Tlrlmdp

To electroporate LPS or MDP, the Neon Transfection System (MPK5000, Invitrogen) and the Neon Transfection System 100 μL Kit (MPK10025, Invitrogen) were used. Per each tip, 5 ×10^5 cells were transfected with the indicated amount of ultrapure lipopolysaccharide (LPS) from E. coli 111:B4 (tlrl-3pelps, Invivogen) or MDP (tlrlmdp, Tocris). Electroporation parameters were set at 1500 V, 30 ms and pulse number 1 for IMR90 cells and 1100 V, 20 ms and pulse number 2 for HEK293T cells. Once electroporated, the tip content was unloaded into a clean Eppendorf tube and tubes were centrifuged on a bench-top centrifuge at 3000 rpm 3 min. The supernatant was removed to avoid any traces of MDP or LPS in the extracellular media prior to plating. For CAPAN-1, PSN-1, A549, and HCT116, 1 to 10 μg/mL MDP and LPS were transfected in DMEM media with 10% FugeneHD (Promega).

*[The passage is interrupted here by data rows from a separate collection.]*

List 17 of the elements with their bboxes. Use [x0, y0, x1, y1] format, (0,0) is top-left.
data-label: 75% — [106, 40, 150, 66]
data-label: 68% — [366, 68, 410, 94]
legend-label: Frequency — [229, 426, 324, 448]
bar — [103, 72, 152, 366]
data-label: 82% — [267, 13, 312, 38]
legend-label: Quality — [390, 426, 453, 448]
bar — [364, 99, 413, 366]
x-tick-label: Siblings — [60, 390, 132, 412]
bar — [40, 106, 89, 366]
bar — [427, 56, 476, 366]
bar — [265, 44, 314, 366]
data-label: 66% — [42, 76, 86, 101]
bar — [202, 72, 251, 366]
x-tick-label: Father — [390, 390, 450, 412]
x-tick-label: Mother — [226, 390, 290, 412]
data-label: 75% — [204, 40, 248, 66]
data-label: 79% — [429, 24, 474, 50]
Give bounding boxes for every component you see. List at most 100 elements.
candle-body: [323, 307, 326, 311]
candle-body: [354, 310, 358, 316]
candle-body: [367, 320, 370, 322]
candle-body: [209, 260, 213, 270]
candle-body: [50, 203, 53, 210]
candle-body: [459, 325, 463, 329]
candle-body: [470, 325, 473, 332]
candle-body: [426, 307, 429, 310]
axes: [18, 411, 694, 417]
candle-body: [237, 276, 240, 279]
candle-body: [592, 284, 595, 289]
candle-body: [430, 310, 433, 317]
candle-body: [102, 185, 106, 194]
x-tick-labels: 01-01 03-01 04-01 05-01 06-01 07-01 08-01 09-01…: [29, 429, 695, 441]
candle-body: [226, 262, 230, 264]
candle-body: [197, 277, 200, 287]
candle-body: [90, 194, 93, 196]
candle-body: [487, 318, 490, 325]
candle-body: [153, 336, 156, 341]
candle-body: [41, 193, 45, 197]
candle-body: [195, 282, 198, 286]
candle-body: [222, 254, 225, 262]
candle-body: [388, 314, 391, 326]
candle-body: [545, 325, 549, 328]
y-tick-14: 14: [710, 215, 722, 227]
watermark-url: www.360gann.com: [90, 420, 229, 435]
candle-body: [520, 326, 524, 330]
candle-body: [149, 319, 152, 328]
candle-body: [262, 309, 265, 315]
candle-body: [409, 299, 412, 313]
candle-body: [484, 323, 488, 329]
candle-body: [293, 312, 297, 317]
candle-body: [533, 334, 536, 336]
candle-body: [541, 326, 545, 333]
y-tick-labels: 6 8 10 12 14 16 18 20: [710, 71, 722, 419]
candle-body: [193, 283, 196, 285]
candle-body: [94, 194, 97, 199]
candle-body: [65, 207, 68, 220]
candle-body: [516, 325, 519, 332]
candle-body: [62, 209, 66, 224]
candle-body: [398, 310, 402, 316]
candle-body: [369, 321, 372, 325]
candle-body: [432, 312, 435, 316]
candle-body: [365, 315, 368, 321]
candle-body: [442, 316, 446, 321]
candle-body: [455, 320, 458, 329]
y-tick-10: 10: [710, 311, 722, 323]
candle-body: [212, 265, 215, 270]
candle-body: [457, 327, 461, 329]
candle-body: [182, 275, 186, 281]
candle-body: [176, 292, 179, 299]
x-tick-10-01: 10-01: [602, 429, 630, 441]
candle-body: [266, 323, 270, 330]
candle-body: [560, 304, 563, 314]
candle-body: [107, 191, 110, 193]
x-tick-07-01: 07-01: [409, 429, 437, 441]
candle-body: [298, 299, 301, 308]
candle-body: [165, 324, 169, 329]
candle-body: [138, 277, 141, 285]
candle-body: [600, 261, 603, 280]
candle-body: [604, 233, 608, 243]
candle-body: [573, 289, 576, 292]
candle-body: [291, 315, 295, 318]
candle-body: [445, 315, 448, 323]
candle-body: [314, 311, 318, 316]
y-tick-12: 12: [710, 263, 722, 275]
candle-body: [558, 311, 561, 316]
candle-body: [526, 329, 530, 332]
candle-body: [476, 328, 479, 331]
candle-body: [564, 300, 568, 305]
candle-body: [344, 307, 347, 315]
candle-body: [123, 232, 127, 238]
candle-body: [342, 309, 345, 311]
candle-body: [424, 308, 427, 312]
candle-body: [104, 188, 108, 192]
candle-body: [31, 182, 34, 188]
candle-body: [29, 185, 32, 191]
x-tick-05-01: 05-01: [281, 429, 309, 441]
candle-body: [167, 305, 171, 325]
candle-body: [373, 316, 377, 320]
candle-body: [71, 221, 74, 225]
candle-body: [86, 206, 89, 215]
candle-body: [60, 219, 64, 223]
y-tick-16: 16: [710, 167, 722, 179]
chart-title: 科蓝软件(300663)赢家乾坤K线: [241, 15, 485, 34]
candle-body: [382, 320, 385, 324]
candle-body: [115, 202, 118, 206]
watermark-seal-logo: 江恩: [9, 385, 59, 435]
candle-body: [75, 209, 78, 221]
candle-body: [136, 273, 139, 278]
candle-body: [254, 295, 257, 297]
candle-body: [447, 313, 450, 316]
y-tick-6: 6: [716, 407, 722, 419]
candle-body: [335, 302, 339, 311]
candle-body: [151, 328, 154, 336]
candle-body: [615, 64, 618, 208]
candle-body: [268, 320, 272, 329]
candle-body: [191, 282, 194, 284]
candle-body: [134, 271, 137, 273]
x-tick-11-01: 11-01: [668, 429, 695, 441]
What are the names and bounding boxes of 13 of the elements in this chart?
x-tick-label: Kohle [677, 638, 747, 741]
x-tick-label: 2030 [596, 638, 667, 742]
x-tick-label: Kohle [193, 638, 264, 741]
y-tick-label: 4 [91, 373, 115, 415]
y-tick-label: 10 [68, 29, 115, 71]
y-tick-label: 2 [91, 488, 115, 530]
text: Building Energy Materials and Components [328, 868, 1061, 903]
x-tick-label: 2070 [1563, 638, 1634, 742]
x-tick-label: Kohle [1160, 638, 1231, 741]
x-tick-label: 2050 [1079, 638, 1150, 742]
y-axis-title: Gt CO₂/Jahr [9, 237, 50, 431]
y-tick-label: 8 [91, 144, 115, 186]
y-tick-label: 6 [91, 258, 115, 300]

OIS was induced by treating IMR90 ER:RAS cells with 100 nM 4OHT (H7904, Sigma). IMR90 ER:RAS and control ER:STOP were maintained in standard media supplemented with 200 μg/ml geneticin (10131-027, ThermoFisher). To induce oncogene-induced senescence, IMR90 ER:RAS cells were treated with 100 nM 4-hydroxytamoxifen (4OHT) for 48 h, followed by 5 days in normal culture media, For DNA damage-induced senescence, IMR90 cells were treated with 100 μM Etoposide for 48 h. For noncanonical inflammasome activation and inflammasome priming experiments, ultrapure lipopolysaccharide (LPS) from E. coli 111:B4 (tlrl-3pelps, Invivogen), muramyldipeptide (MDP) (tlrlmdp, Tocris), Pam2CSK4 (4637, Tocris), Pam3CSK4 (4633, Tocris), Recombinant Human Apo-SAA (A-SAA)(300-13, Peprotech) and BSA (Sigma) were used. For priming time-course experiments, the following concentrations were used: LPS (1 μg/ml), MDP (1  μg/ml), Pam2CSK4 (50 ng/ml), Pam3CSK4 (500 ng/ml). To prime inflammasomes prior to LPS transfection, cells were treated with Pam2CSK4 (1 μg/ml) A-SAA (10 μg/ml) or BSA (10 μg/ml) for 3 h. Ouabain (Apexbio) (100 nM) was used as a senolytic.